RUB » Bibliotheksportal

Dominik Wollenhaupt, Jannik Wolters, Mirna Safia Abd El Aziz, Michael Nauck

• Basal insulin treatment for type 2 diabetes is usually initiated on a background of oral glucose-lowering medications (OGLM). We wanted to examine the influence of various OGLMs on fasting plasma glucose (FPG) and hemoglobin \(A_{1c}\) (\(HbA_{1c}\)) values achieved after titration. A PubMed literature search retrieved 42 publications (clinical trials introducing basal insulin in 17 433 insulin-naïve patients with type 2 diabetes on a defined background of OGLM) and reporting FPG, \(HbA_{1c}\), target achievement, hypoglycemic events, and insulin doses. 60 individual study arms were grouped by OGLM (combinations) allowed during the titration process: (a) metformin only; (b) sulfonylureas only; (c) metformin and sulfonylureas; or (d) metformin and dipeptidyl peptidase-4 (DPP-4) inhibitors.
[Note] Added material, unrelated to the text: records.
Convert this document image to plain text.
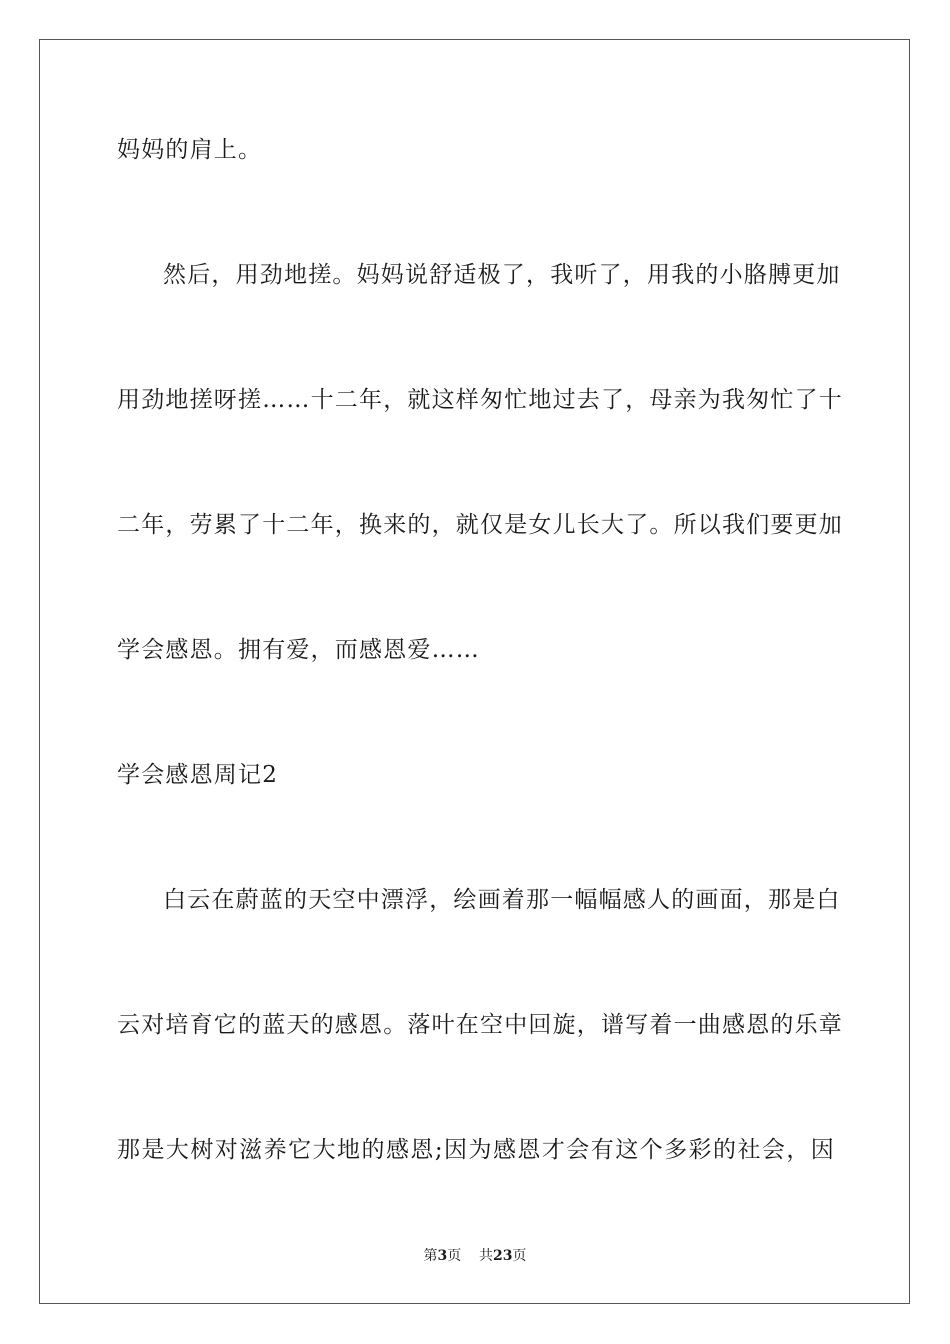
妈妈的肩上。
然后，用劲地搓。妈妈说舒适极了，我听了，用我的小胳膊更加
用劲地搓呀搓……十二年，就这样匆忙地过去了，母亲为我匆忙了十
二年，劳累了十二年，换来的，就仅是女儿长大了。所以我们要更加
学会感恩。拥有爱，而感恩爱……
学会感恩周记2
白云在蔚蓝的天空中漂浮，绘画着那一幅幅感人的画面，那是白
云对培育它的蓝天的感恩。落叶在空中回旋，谱写着一曲感恩的乐章
那是大树对滋养它大地的感恩;因为感恩才会有这个多彩的社会，因
第3页 共23页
For all OGLM categories, weighted means and SD were calculated for baseline and end-of-treatment FPG, \(HbA_{1c}\), target achievement, incidence of hypoglycemic events, and insulin doses. Primary end point was a difference in FPG after titration between OGLM categories. Statistics: analysis of variance and post hoc comparisons. Sulfonylureas, alone or in combination with metformin, impair the titration of basal insulin (insulin doses 30%–40% lower, more hypoglycemic episodes), thus leading to poorer final glycemic control (p<0.05 for FPG and \(HbA_{1c}\) after titration). Conversely, adding a DPP-4 inhibitor to metformin is superior to metformin alone (p<0.05 for FPG and \(HbA_{1c}\) achieved) in patients with type 2 diabetes initiating basal insulin therapy. In conclusion, OGLM are a major determinant of the success of basal insulin therapy. Sulfonylureas impair, while DPP-4 inhibitors (added to metformin) may facilitate the achievement of ambitious fasting glucose targets. PROSPERO registration number CRD42019134821.